Question

Find the value of $\sqrt{7}$ upto six decimal places by long division method

Answer 1

To find the value of $\sqrt{7}$ upto six decimal places by long division method:

Steps:

$1.$ Write $7$ as $7.000000000000$.

Consider the number in pairs from the right. So $7$ stands alone.

$2.$ Now divide $7$ with a number such that number $\times$ number gives $7$ or a number lesser than that. We determine $2\times 2=4$.

$3.$ Complete the division process. Obtain $2$ as the quotient and $3$ as the remainder. Bring down the first pair of zeros.
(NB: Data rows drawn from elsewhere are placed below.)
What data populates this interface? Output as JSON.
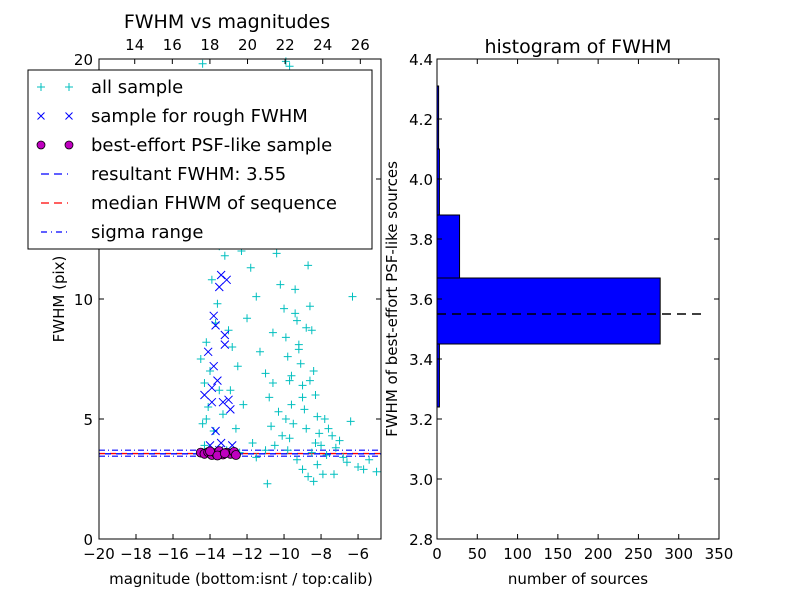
{
  "chart_data": [
    {
      "type": "scatter",
      "title": "FWHM vs magnitudes",
      "xlabel": "magnitude (bottom:isnt / top:calib)",
      "ylabel": "FWHM (pix)",
      "xlim": [
        -20,
        -4.76
      ],
      "ylim": [
        0,
        20
      ],
      "xticks": [
        "−20",
        "−18",
        "−16",
        "−14",
        "−12",
        "−10",
        "−8",
        "−6"
      ],
      "xtick_values": [
        -20,
        -18,
        -16,
        -14,
        -12,
        -10,
        -8,
        -6
      ],
      "yticks": [
        "0",
        "5",
        "10",
        "15",
        "20"
      ],
      "ytick_values": [
        0,
        5,
        10,
        15,
        20
      ],
      "top_xlim": [
        12.1,
        27.1
      ],
      "top_xticks": [
        "14",
        "16",
        "18",
        "20",
        "22",
        "24",
        "26"
      ],
      "top_xtick_values": [
        14,
        16,
        18,
        20,
        22,
        24,
        26
      ],
      "legend_position": "upper-left",
      "legend": [
        "all sample",
        "sample for rough FWHM",
        "best-effort PSF-like sample",
        "resultant FWHM: 3.55",
        "median FHWM of sequence",
        "sigma range"
      ],
      "colors": {
        "all": "#00bfbf",
        "rough": "#0000ff",
        "best": "#bf00bf",
        "resultant": "#0000ff",
        "median": "#ff0000",
        "sigma": "#0000ff"
      },
      "resultant_fwhm": 3.55,
      "median_fwhm": 3.56,
      "sigma_range": [
        3.45,
        3.7
      ],
      "series": [
        {
          "name": "all sample",
          "marker": "+",
          "points": [
            [
              -14.4,
              19.8
            ],
            [
              -9.9,
              19.9
            ],
            [
              -9.7,
              19.7
            ],
            [
              -14.3,
              6.5
            ],
            [
              -14.5,
              7.5
            ],
            [
              -14.2,
              8.2
            ],
            [
              -14.0,
              7.0
            ],
            [
              -14.1,
              5.5
            ],
            [
              -13.8,
              4.5
            ],
            [
              -14.4,
              4.8
            ],
            [
              -14.3,
              3.9
            ],
            [
              -13.5,
              12.2
            ],
            [
              -13.2,
              11.8
            ],
            [
              -13.9,
              10.8
            ],
            [
              -13.6,
              9.8
            ],
            [
              -13.0,
              8.7
            ],
            [
              -12.8,
              8.0
            ],
            [
              -12.5,
              7.2
            ],
            [
              -12.9,
              6.2
            ],
            [
              -13.3,
              5.2
            ],
            [
              -12.6,
              4.6
            ],
            [
              -12.2,
              5.6
            ],
            [
              -12.0,
              9.2
            ],
            [
              -11.8,
              11.3
            ],
            [
              -11.5,
              10.1
            ],
            [
              -11.3,
              7.8
            ],
            [
              -11.0,
              6.9
            ],
            [
              -10.8,
              5.9
            ],
            [
              -10.6,
              8.6
            ],
            [
              -10.4,
              11.9
            ],
            [
              -10.2,
              10.6
            ],
            [
              -10.0,
              9.6
            ],
            [
              -9.9,
              8.4
            ],
            [
              -9.8,
              7.6
            ],
            [
              -9.7,
              6.6
            ],
            [
              -9.6,
              5.6
            ],
            [
              -9.5,
              4.8
            ],
            [
              -9.4,
              10.4
            ],
            [
              -9.3,
              9.1
            ],
            [
              -9.2,
              8.1
            ],
            [
              -9.1,
              7.3
            ],
            [
              -9.0,
              6.4
            ],
            [
              -8.9,
              5.4
            ],
            [
              -8.8,
              4.6
            ],
            [
              -8.7,
              11.4
            ],
            [
              -8.6,
              9.7
            ],
            [
              -8.5,
              8.7
            ],
            [
              -8.4,
              7.0
            ],
            [
              -8.3,
              6.0
            ],
            [
              -8.2,
              5.1
            ],
            [
              -8.1,
              4.4
            ],
            [
              -8.0,
              3.9
            ],
            [
              -7.8,
              5.0
            ],
            [
              -7.6,
              4.6
            ],
            [
              -7.4,
              4.3
            ],
            [
              -7.2,
              3.8
            ],
            [
              -7.0,
              4.1
            ],
            [
              -6.8,
              3.4
            ],
            [
              -6.6,
              3.2
            ],
            [
              -6.4,
              4.9
            ],
            [
              -6.0,
              3.0
            ],
            [
              -5.7,
              2.9
            ],
            [
              -5.4,
              3.3
            ],
            [
              -5.0,
              2.8
            ],
            [
              -10.5,
              3.9
            ],
            [
              -10.1,
              4.3
            ],
            [
              -9.8,
              3.7
            ],
            [
              -9.3,
              3.3
            ],
            [
              -9.0,
              2.9
            ],
            [
              -8.7,
              2.6
            ],
            [
              -8.4,
              2.4
            ],
            [
              -8.2,
              3.1
            ],
            [
              -7.9,
              2.7
            ],
            [
              -11.5,
              3.4
            ],
            [
              -11.0,
              3.7
            ],
            [
              -10.7,
              4.7
            ],
            [
              -10.3,
              5.3
            ],
            [
              -9.6,
              6.8
            ],
            [
              -9.2,
              7.9
            ],
            [
              -8.8,
              8.8
            ],
            [
              -9.4,
              9.4
            ],
            [
              -10.9,
              2.3
            ],
            [
              -6.3,
              10.1
            ],
            [
              -11.7,
              4.0
            ],
            [
              -12.4,
              3.6
            ],
            [
              -13.1,
              3.7
            ],
            [
              -14.0,
              3.5
            ],
            [
              -9.9,
              5.0
            ],
            [
              -9.0,
              5.9
            ],
            [
              -8.6,
              6.6
            ],
            [
              -8.3,
              4.0
            ],
            [
              -7.7,
              3.5
            ],
            [
              -7.3,
              2.7
            ],
            [
              -12.3,
              12.0
            ],
            [
              -11.6,
              12.8
            ],
            [
              -13.7,
              9.0
            ],
            [
              -14.2,
              5.0
            ],
            [
              -13.5,
              6.2
            ],
            [
              -10.6,
              6.5
            ],
            [
              -9.7,
              4.2
            ],
            [
              -8.5,
              3.6
            ]
          ]
        },
        {
          "name": "sample for rough FWHM",
          "marker": "x",
          "points": [
            [
              -13.4,
              11.0
            ],
            [
              -13.1,
              10.8
            ],
            [
              -13.5,
              10.5
            ],
            [
              -13.8,
              9.3
            ],
            [
              -13.7,
              8.9
            ],
            [
              -13.2,
              8.5
            ],
            [
              -13.2,
              8.1
            ],
            [
              -14.3,
              6.0
            ],
            [
              -13.8,
              7.2
            ],
            [
              -13.6,
              6.6
            ],
            [
              -13.9,
              5.7
            ],
            [
              -13.3,
              5.7
            ],
            [
              -13.0,
              5.8
            ],
            [
              -12.9,
              5.4
            ],
            [
              -13.7,
              4.5
            ],
            [
              -13.5,
              3.7
            ],
            [
              -14.0,
              3.9
            ],
            [
              -12.8,
              3.9
            ],
            [
              -14.1,
              7.8
            ],
            [
              -13.9,
              6.3
            ],
            [
              -13.4,
              4.0
            ]
          ]
        },
        {
          "name": "best-effort PSF-like sample",
          "marker": "o",
          "points": [
            [
              -14.5,
              3.6
            ],
            [
              -14.3,
              3.55
            ],
            [
              -14.1,
              3.62
            ],
            [
              -13.9,
              3.5
            ],
            [
              -13.7,
              3.58
            ],
            [
              -13.5,
              3.66
            ],
            [
              -13.3,
              3.52
            ],
            [
              -13.1,
              3.6
            ],
            [
              -12.9,
              3.55
            ],
            [
              -12.7,
              3.63
            ],
            [
              -12.6,
              3.5
            ],
            [
              -14.0,
              3.65
            ],
            [
              -13.6,
              3.48
            ],
            [
              -13.2,
              3.57
            ]
          ]
        }
      ]
    },
    {
      "type": "bar",
      "orientation": "horizontal",
      "title": "histogram of FWHM",
      "xlabel": "number of sources",
      "ylabel": "FWHM of best-effort PSF-like sources",
      "xlim": [
        0,
        350
      ],
      "ylim": [
        2.8,
        4.4
      ],
      "xticks": [
        "0",
        "50",
        "100",
        "150",
        "200",
        "250",
        "300",
        "350"
      ],
      "xtick_values": [
        0,
        50,
        100,
        150,
        200,
        250,
        300,
        350
      ],
      "yticks": [
        "2.8",
        "3.0",
        "3.2",
        "3.4",
        "3.6",
        "3.8",
        "4.0",
        "4.2",
        "4.4"
      ],
      "ytick_values": [
        2.8,
        3.0,
        3.2,
        3.4,
        3.6,
        3.8,
        4.0,
        4.2,
        4.4
      ],
      "bins": [
        [
          3.24,
          3.45
        ],
        [
          3.45,
          3.67
        ],
        [
          3.67,
          3.88
        ],
        [
          3.88,
          4.1
        ],
        [
          4.1,
          4.31
        ]
      ],
      "values": [
        3,
        277,
        28,
        3,
        2
      ],
      "bar_color": "#0000ff",
      "reference_line": {
        "value": 3.55,
        "xmax": 333,
        "color": "#000000"
      }
    }
  ]
}
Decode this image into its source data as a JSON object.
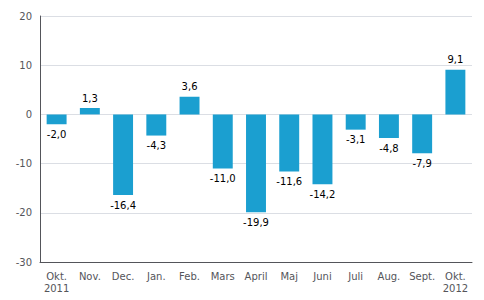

$4.$ Double the quotient obtained. Now $2\times 2=4$ forms the new divisor in the tens place.

$5.$ Find a number which, in the units place along with $40$, fetches the product $300$ or a number lesser than that.

$6.$ We find that $6\times 46$ gives $276$. Complete the division and get the remainder as $24$.

$7.$ Now our quotient is $2.6$. Double this with considering the decimal point and get $52$ as our new divisor.

$8.$ Bring down the next pair of zeros. Find the number that with $520$ gives $2400$ or a number lesser than that.

We conclude $4\times 524=2096$.

Repeat the same division process until we get the quotient approximated to $6$ digits.

Then we get $\sqrt{7}$ upto six decimal places $2.645751$ approximately.